Uitspraak
RECHTBANK DEN HAAG
uitspraak van de enkelvoudige kamer in de zaak tussen
[naam] , verzoekster,
V-nummer: [v-nummer]
mede namens haar minderjarige kinderen: [naam] ,
V-nummer: [v-nummer]
[naam] ,
V-nummer: [v-nummer]
Rechtbank Den Haag
In deze zaak heeft verzoekster, mede namens haar minderjarige kinderen, een aanvraag ingediend voor een machtiging tot voorlopig verblijf (mvv) in Nederland.
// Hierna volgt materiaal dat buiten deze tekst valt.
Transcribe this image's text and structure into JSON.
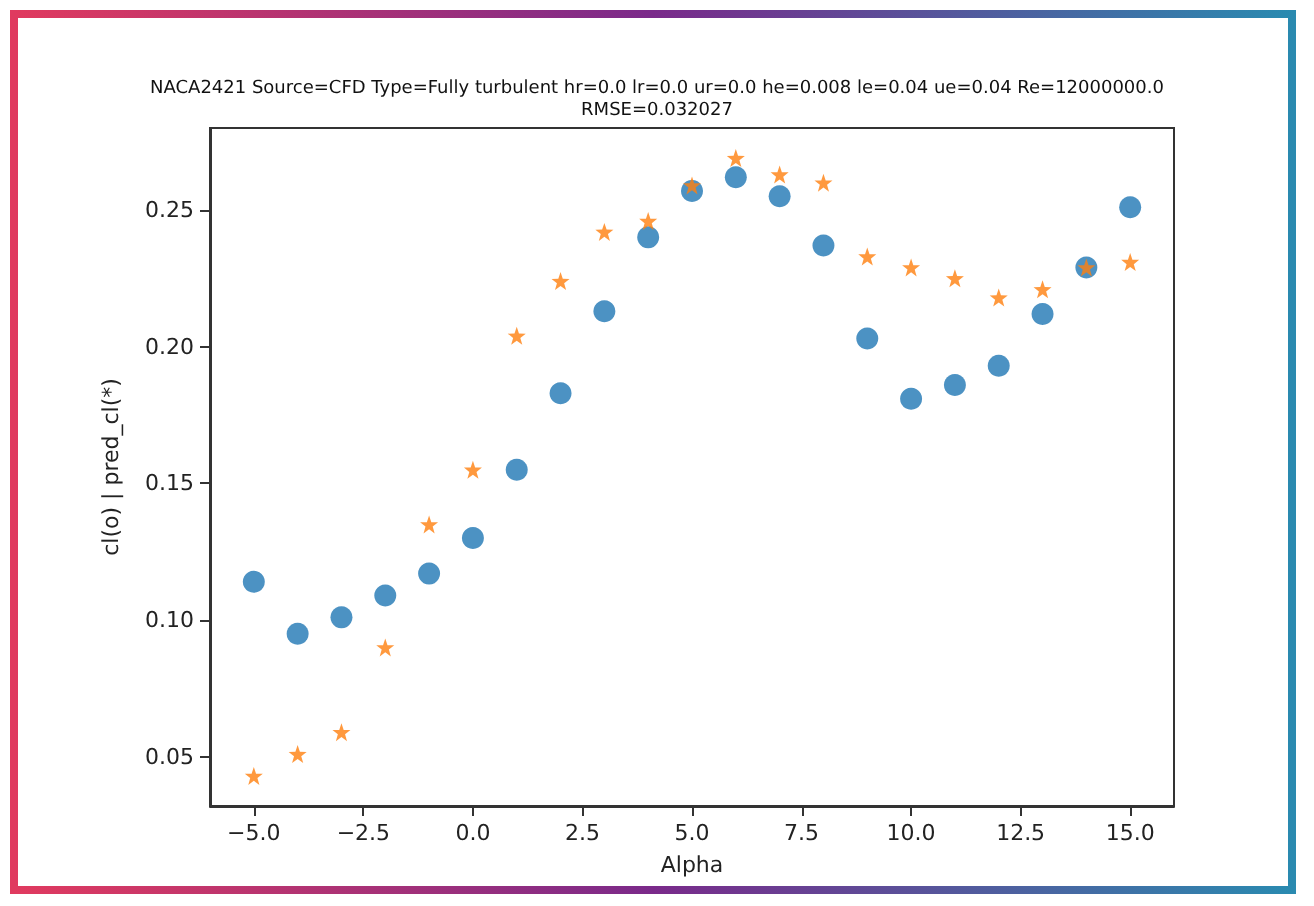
{
  "chart_data": {
    "type": "scatter",
    "title": "NACA2421 Source=CFD Type=Fully turbulent hr=0.0 lr=0.0 ur=0.0 he=0.008 le=0.04 ue=0.04 Re=12000000.0\nRMSE=0.032027",
    "xlabel": "Alpha",
    "ylabel": "cl(o) | pred_cl(*)",
    "x": [
      -5,
      -4,
      -3,
      -2,
      -1,
      0,
      1,
      2,
      3,
      4,
      5,
      6,
      7,
      8,
      9,
      10,
      11,
      12,
      13,
      14,
      15
    ],
    "series": [
      {
        "color": "#1f77b4",
        "marker": "circle",
        "values": [
          0.114,
          0.095,
          0.101,
          0.109,
          0.117,
          0.13,
          0.155,
          0.183,
          0.213,
          0.24,
          0.257,
          0.262,
          0.255,
          0.237,
          0.203,
          0.181,
          0.186,
          0.193,
          0.212,
          0.229,
          0.251
        ]
      },
      {
        "color": "#ff7f0e",
        "marker": "star",
        "values": [
          0.043,
          0.051,
          0.059,
          0.09,
          0.135,
          0.155,
          0.204,
          0.224,
          0.242,
          0.246,
          0.259,
          0.269,
          0.263,
          0.26,
          0.233,
          0.229,
          0.225,
          0.218,
          0.221,
          0.229,
          0.231
        ]
      }
    ],
    "xlim": [
      -6,
      16
    ],
    "xticks": [
      {
        "value": -5,
        "label": "−5.0"
      },
      {
        "value": -2.5,
        "label": "−2.5"
      },
      {
        "value": 0,
        "label": "0.0"
      },
      {
        "value": 2.5,
        "label": "2.5"
      },
      {
        "value": 5,
        "label": "5.0"
      },
      {
        "value": 7.5,
        "label": "7.5"
      },
      {
        "value": 10,
        "label": "10.0"
      },
      {
        "value": 12.5,
        "label": "12.5"
      },
      {
        "value": 15,
        "label": "15.0"
      }
    ],
    "ylim": [
      0.032,
      0.28
    ],
    "yticks": [
      {
        "value": 0.05,
        "label": "0.05"
      },
      {
        "value": 0.1,
        "label": "0.10"
      },
      {
        "value": 0.15,
        "label": "0.15"
      },
      {
        "value": 0.2,
        "label": "0.20"
      },
      {
        "value": 0.25,
        "label": "0.25"
      }
    ],
    "grid": false
  }
}
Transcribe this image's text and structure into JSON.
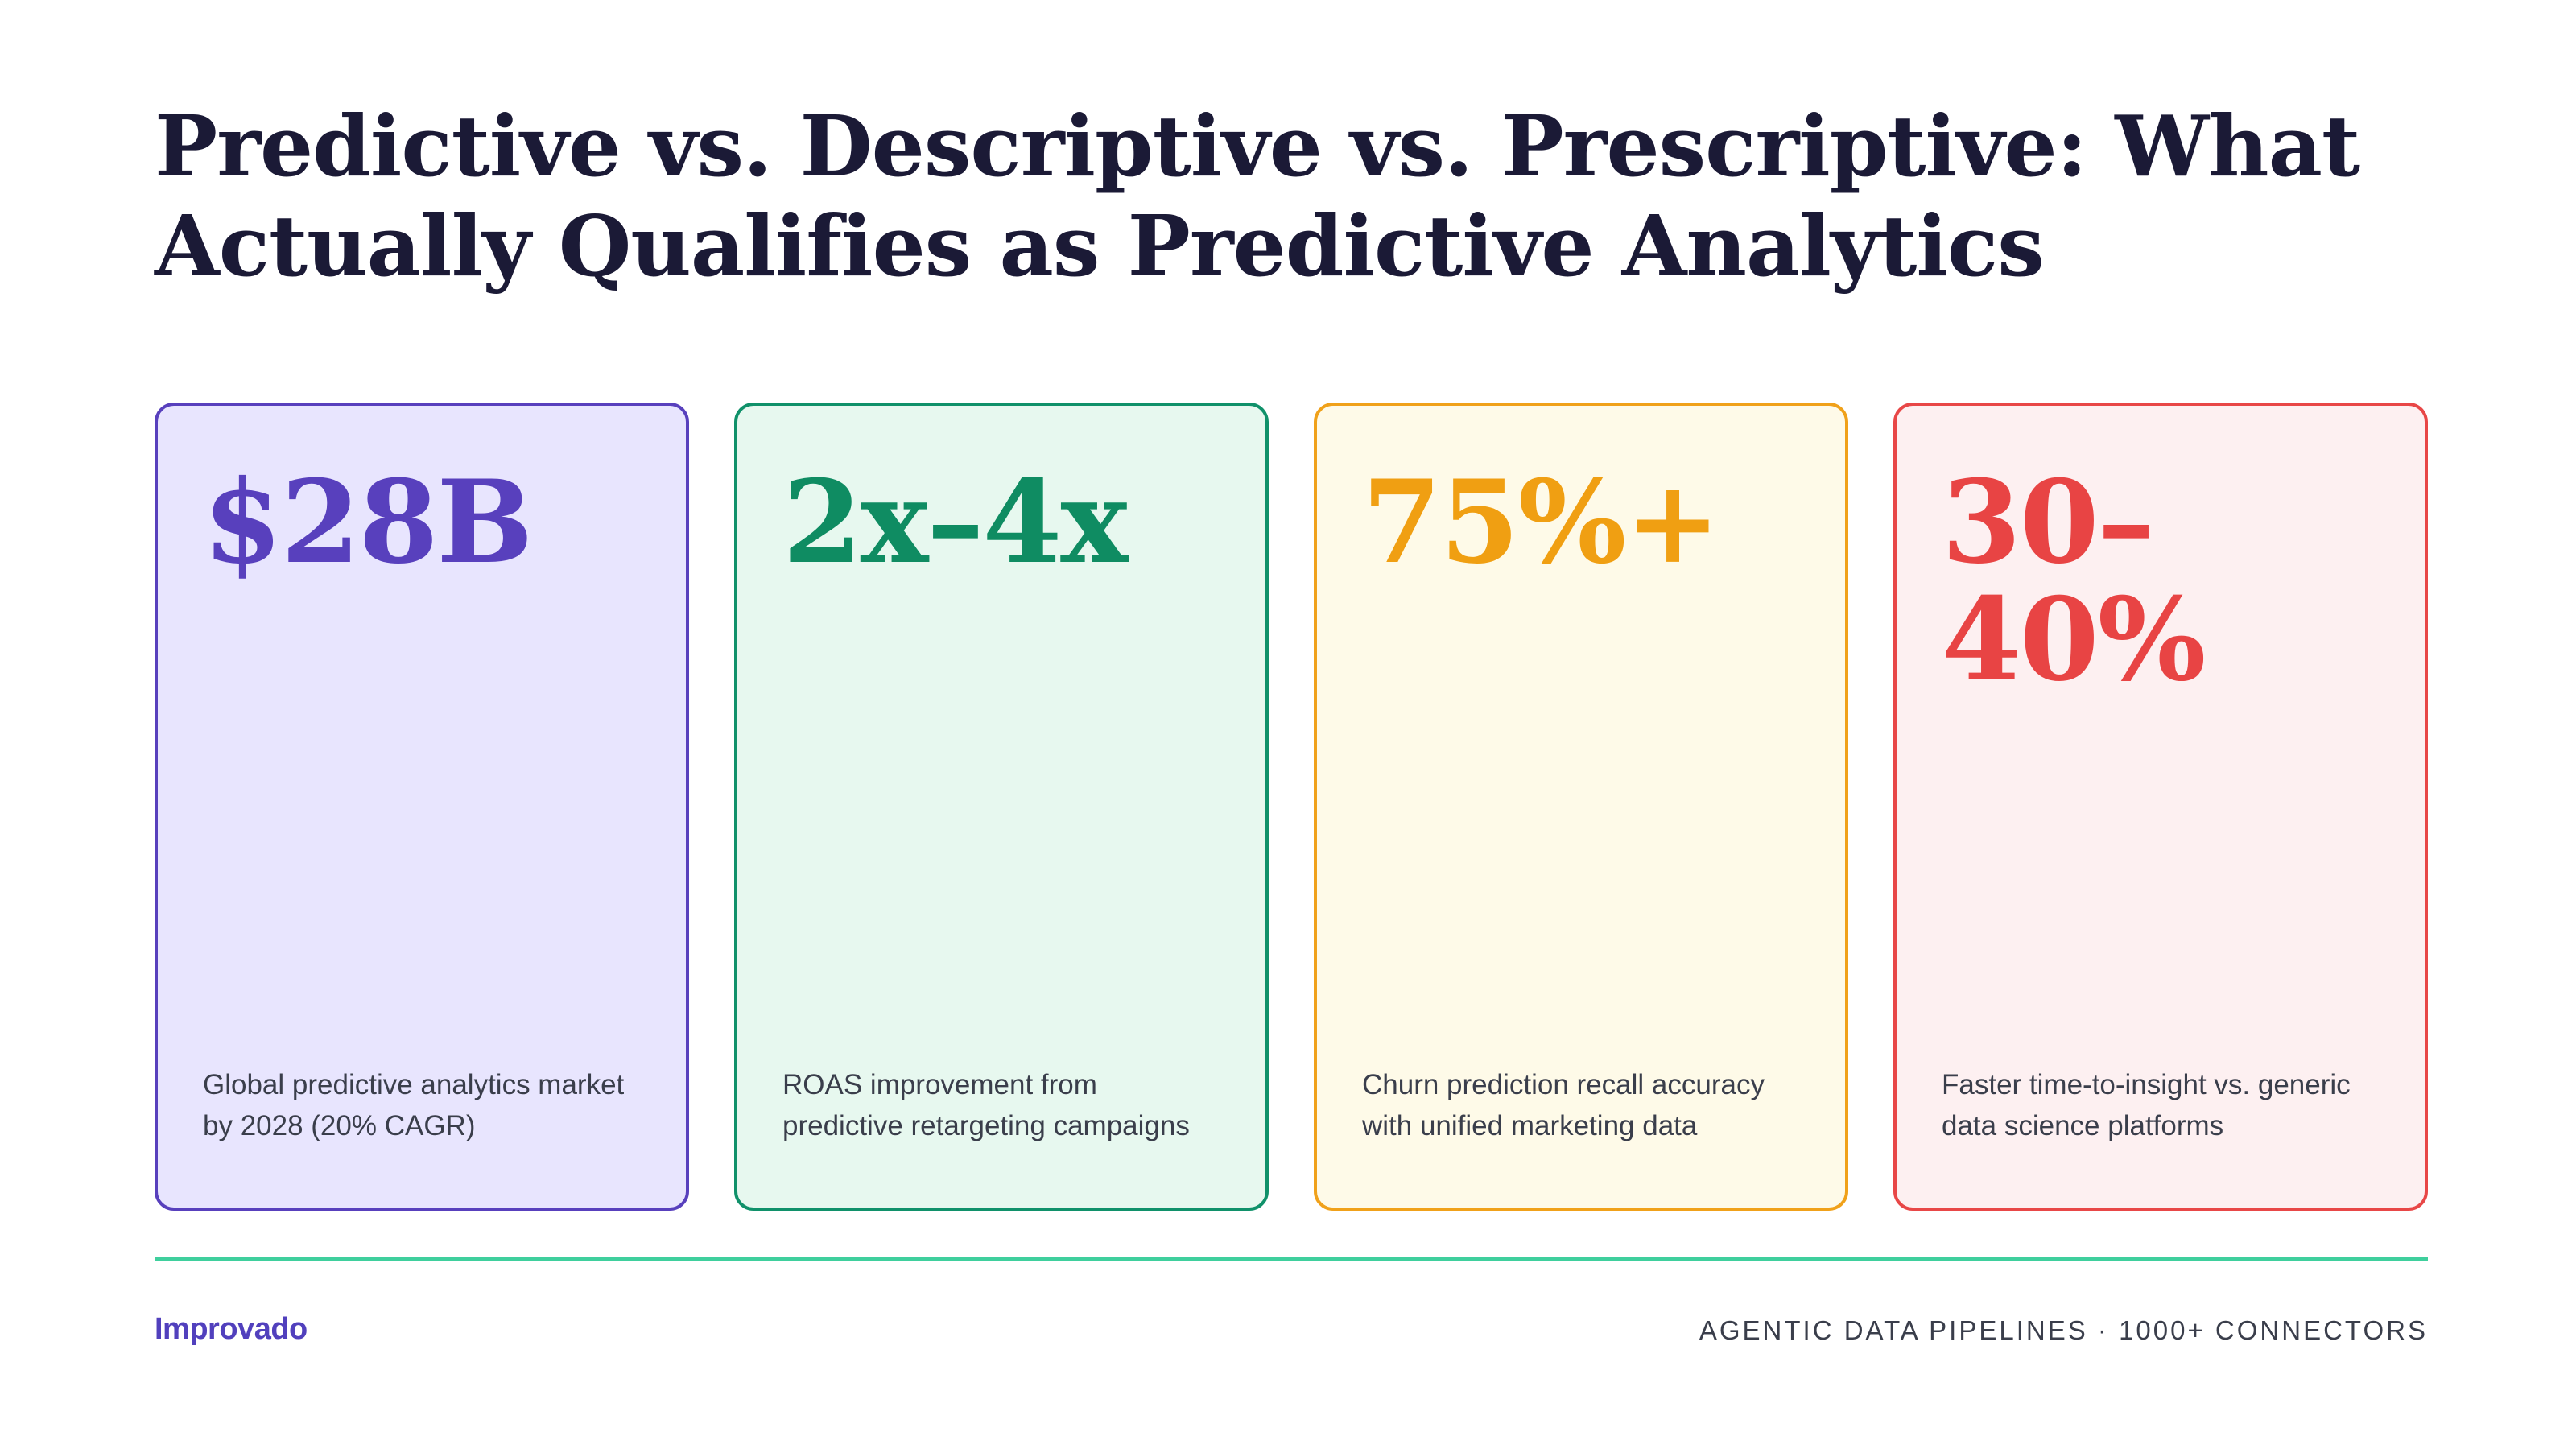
{
  "title": "Predictive vs. Descriptive vs. Prescriptive: What Actually Qualifies as Predictive Analytics",
  "cards": [
    {
      "stat": "$28B",
      "desc": "Global predictive analytics market by 2028 (20% CAGR)",
      "color": "#5840bd",
      "background": "#e8e5fe"
    },
    {
      "stat": "2x–4x",
      "desc": "ROAS improvement from predictive retargeting campaigns",
      "color": "#0f8c62",
      "background": "#e7f8ef"
    },
    {
      "stat": "75%+",
      "desc": "Churn prediction recall accuracy with unified marketing data",
      "color": "#f09f12",
      "background": "#fefae8"
    },
    {
      "stat": "30–\n40%",
      "desc": "Faster time-to-insight vs. generic data science platforms",
      "color": "#e84444",
      "background": "#fdf0f1"
    }
  ],
  "footer": {
    "brand": "Improvado",
    "tagline": "AGENTIC DATA PIPELINES · 1000+ CONNECTORS",
    "divider_color": "#3fcf9d"
  }
}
Deze aanvraag was ingediend op 29 juni 2022, met het doel om als familie- of gezinslid bij haar referent in Nederland te verblijven. Verzoekster heeft de Staatssecretaris van Justitie en Veiligheid, als verweerder, in gebreke gesteld wegens het niet tijdig beslissen op haar asielaanvraag. Na een beroep ingesteld te hebben op 1 februari 2023 tegen het uitblijven van een besluit, heeft verweerder op 12 mei 2023 alsnog de aanvraag ingewilligd. Hierop heeft verzoekster haar beroep ingetrokken, maar verzocht om vergoeding van de proceskosten.
De rechtbank heeft op basis van artikel 8:54 van de Algemene wet bestuursrecht (Awb) uitspraak gedaan zonder zitting. De veroordeling in proceskosten is geregeld in de artikelen 8:75 en 8:75a van de Awb, en verder uitgewerkt in het Besluit proceskosten bestuursrecht (Bpb). De rechtbank overweegt dat, omdat verweerder tegemoet is gekomen aan het beroep van verzoekster, het verzoek om proceskostenvergoeding als kennelijk gegrond wordt toegewezen. De rechtbank heeft de proceskosten vastgesteld op € 418,50, gebaseerd op de door een derde beroepsmatig verleende rechtsbijstand, waarbij een wegingsfactor van 0,5 is toegepast.
De rechtbank heeft verweerder veroordeeld in de proceskosten van verzoekster tot een bedrag van € 418,50. Deze uitspraak is gedaan door mr. C.H. de Groot, rechter, en is openbaar gemaakt. Tegen deze uitspraak staat geen hoger beroep of verzet open.